Journalists, broadcasters, and other climbers quickly forget that Aaron is small when they see him climb. A sportswriter named Steve Smyth described Aaron’s climbing style at the X Games by saying, “He shot up the wall at the sound of the starting gun like a cat darting up a tree to evade an angry dog.”

But it’s what happens after Aaron wins that is truly attention getting.

“I don’t ever remember being nervous talking about my religion at all,” says Aaron, a member of the Holladay 24th Ward, Holladay Utah North Stake. “I’ve made God the center of my life, and everything just falls into place after that. If something is that important, you shouldn’t be afraid to talk about it.”

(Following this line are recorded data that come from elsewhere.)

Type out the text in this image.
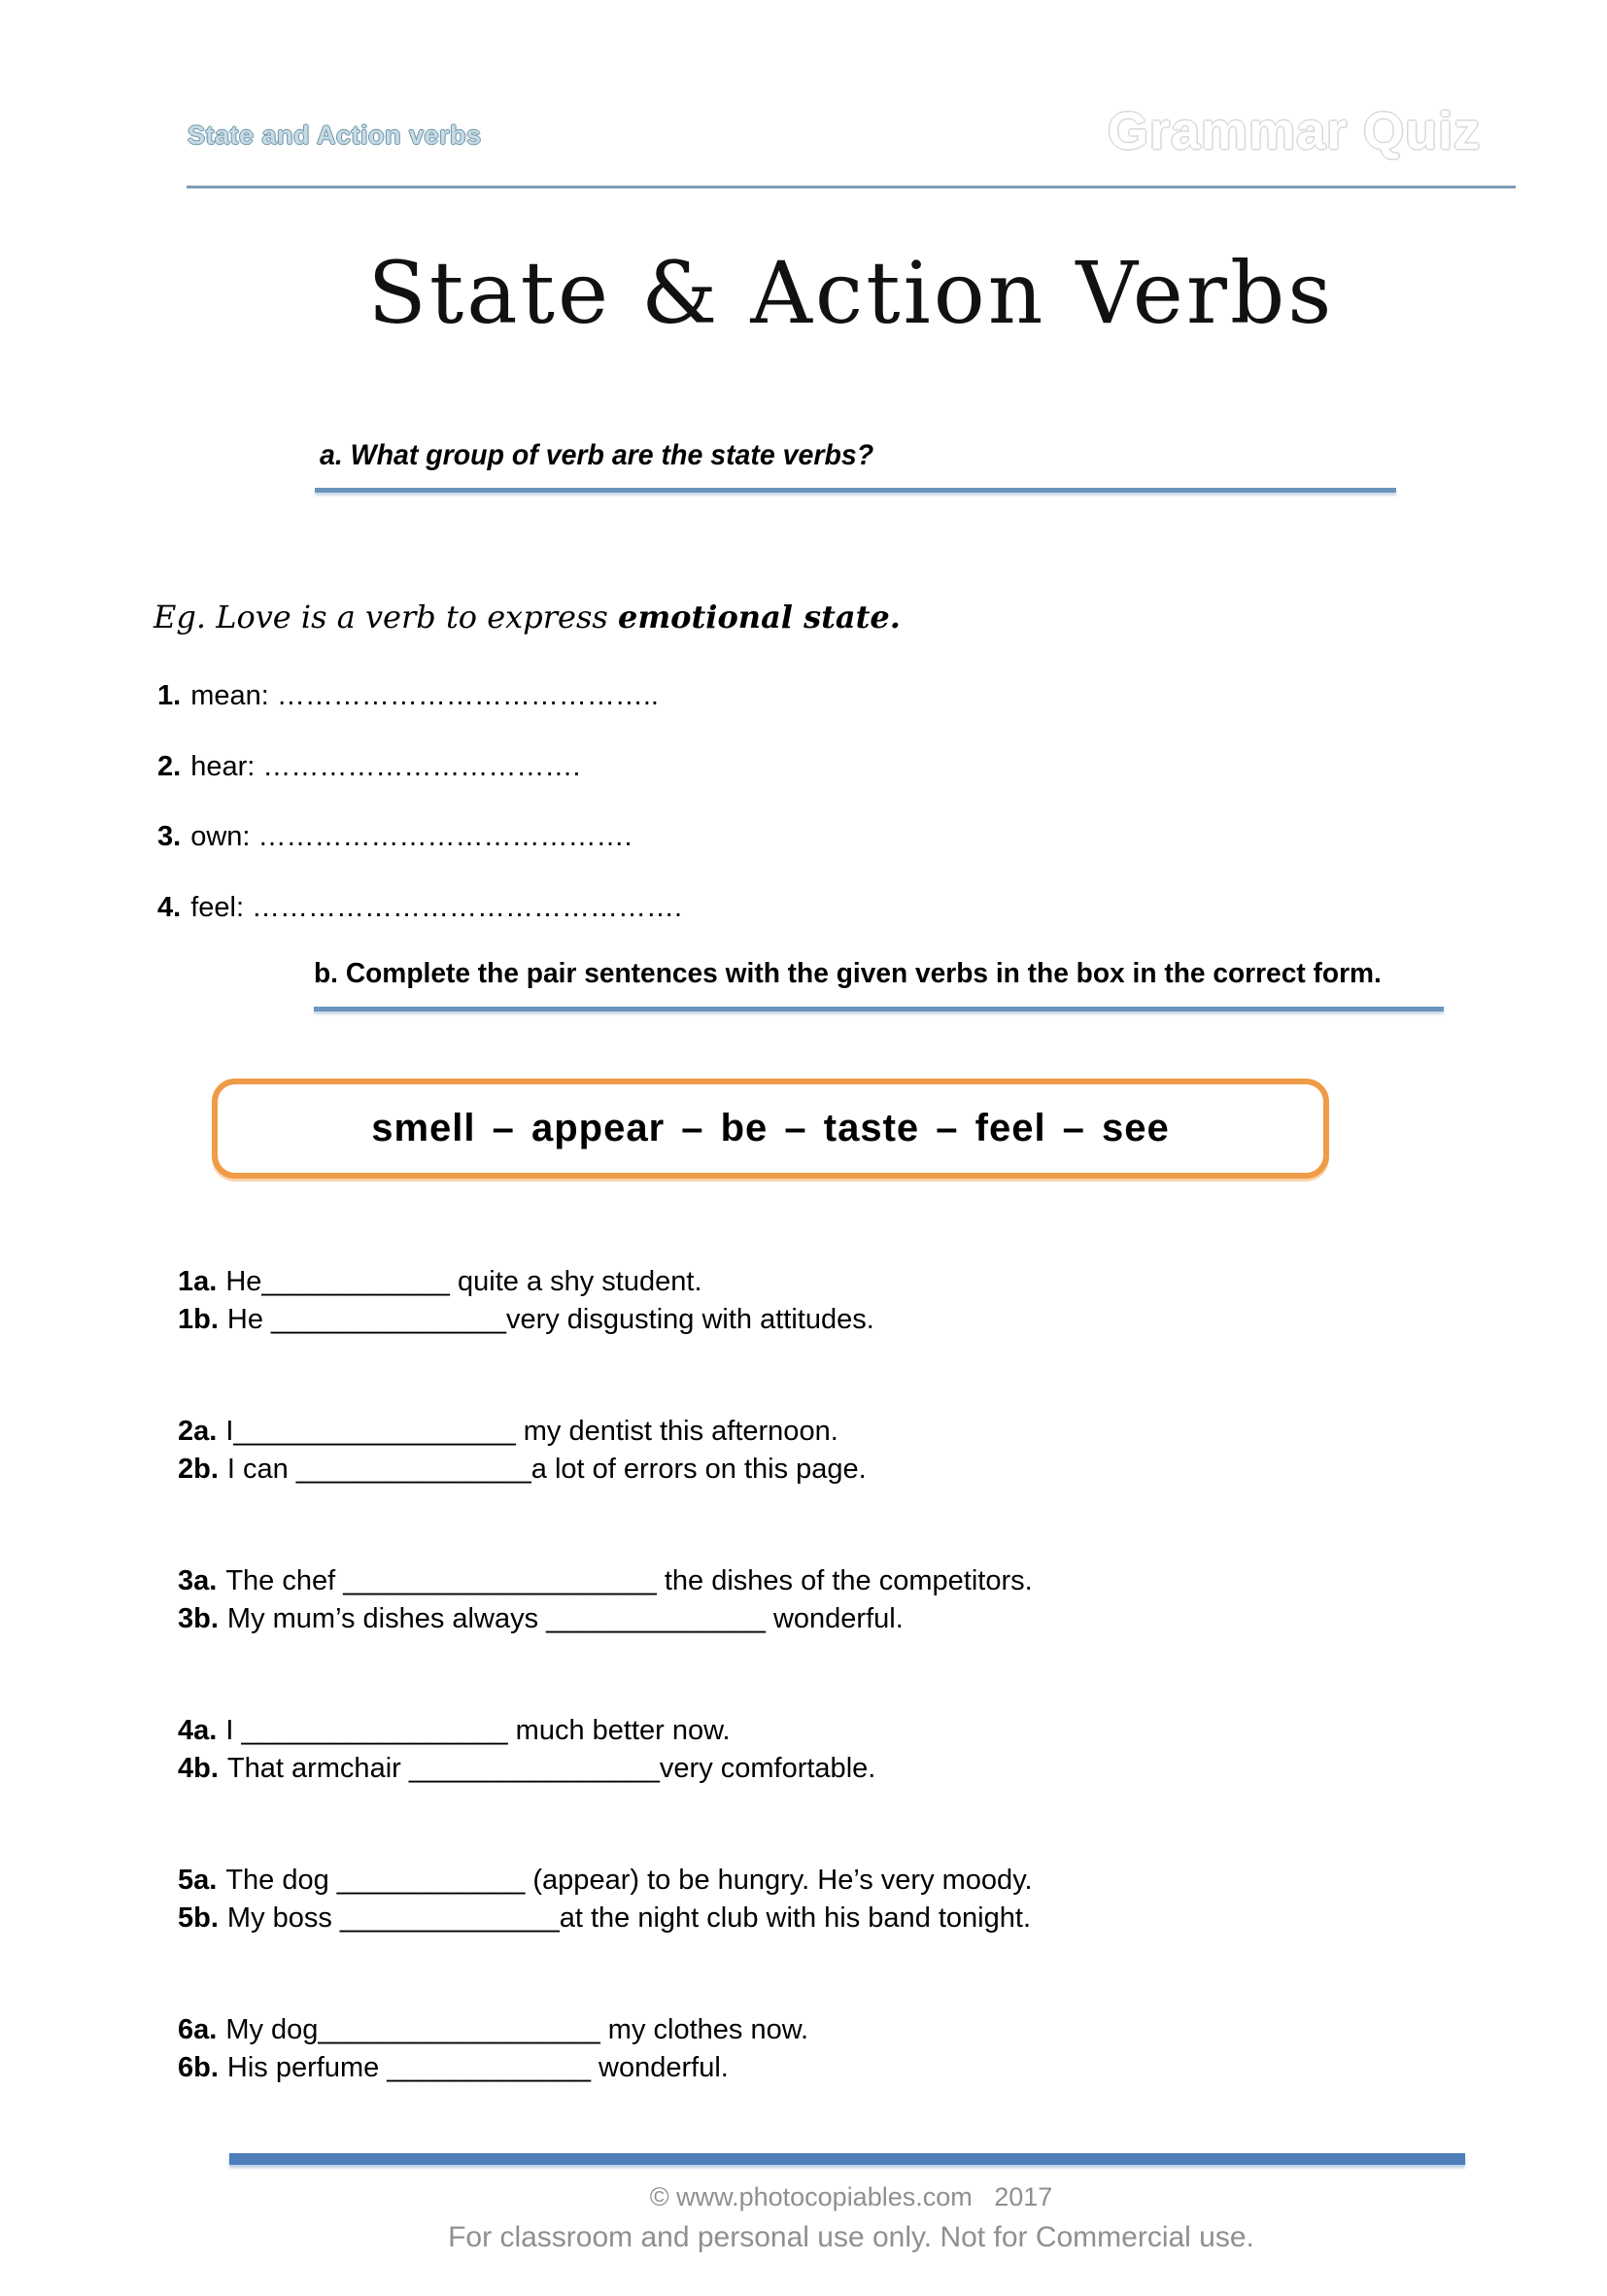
State and Action verbs	Grammar Quiz
State & Action Verbs
a. What group of verb are the state verbs?
Eg. Love is a verb to express emotional state.
1. mean: …………………………………..
2. hear: …………………………….
3. own: ………………………………….
4. feel: ……………………………………….
b. Complete the pair sentences with the given verbs in the box in the correct form.
smell – appear – be – taste – feel – see
1a. He____________ quite a shy student.
1b. He _______________very disgusting with attitudes.
2a. I__________________ my dentist this afternoon.
2b. I can _______________a lot of errors on this page.
3a. The chef ____________________ the dishes of the competitors.
3b. My mum’s dishes always ______________ wonderful.
4a. I _________________ much better now.
4b. That armchair ________________very comfortable.
5a. The dog ____________ (appear) to be hungry. He’s very moody.
5b. My boss ______________at the night club with his band tonight.
6a. My dog__________________ my clothes now.
6b. His perfume _____________ wonderful.
© www.photocopiables.com   2017
For classroom and personal use only. Not for Commercial use.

And he’s not. After his big win, Aaron was asked how he would spend his substantial winnings. Winners in other X Game sports were talking about cars and other “toys” they would spend their money on. But not Aaron.

“I told them that the money would pay for my mission. They [the newscasters at the event] really seemed to like that answer.”

It’s not surprising that Aaron, fresh from the most exciting win of his athletic career, would immediately mention a mission. He doesn’t let opportunities to talk about the gospel slip by, whether he’s on television, with a group of fellow X Gamers, or just talking one-on-one with a friend.

When people meet Aaron they always want to know more about the boy with boundless energy. They are interested in the reasons he doesn’t drink or smoke, the reasons he always seems cheerful, and the reasons people are so drawn to him. And nothing makes Aaron happier than telling them why.

“When I talked to the people at ABC Sports, I told them that the reason I do the things I do is that there are so many good things people can do that there’s no time left for all that unholy, unspiritual stuff,” says Aaron.

Aaron turned 19 just a few months before this year’s X Games, and it would have been easy to postpone his mission just long enough to compete one more time before he left for the mission field, but he says he can’t wait that long. He’s too excited about being a full-time missionary.

“One of my sponsors asked about ‘this mission thing,’” says Aaron. “He asked if my church can’t make an exception and let me leave later. I told him it’s my choice.”

So this is it. Aaron has traded in his climbing gear for a suit and tie, and he’s headed for a summit of a different kind.

When Aaron returns home, maybe he’ll be a little taller; maybe he won’t. But he knows that he’ll grow spiritually and that his testimony and his love for people will be stronger than ever. And it’s that kind of training, more than any climbing or exercise he could do, that makes Aaron easy to spot in any crowd.

Editor’s note: Aaron has received his call to the Italy Padova Mission.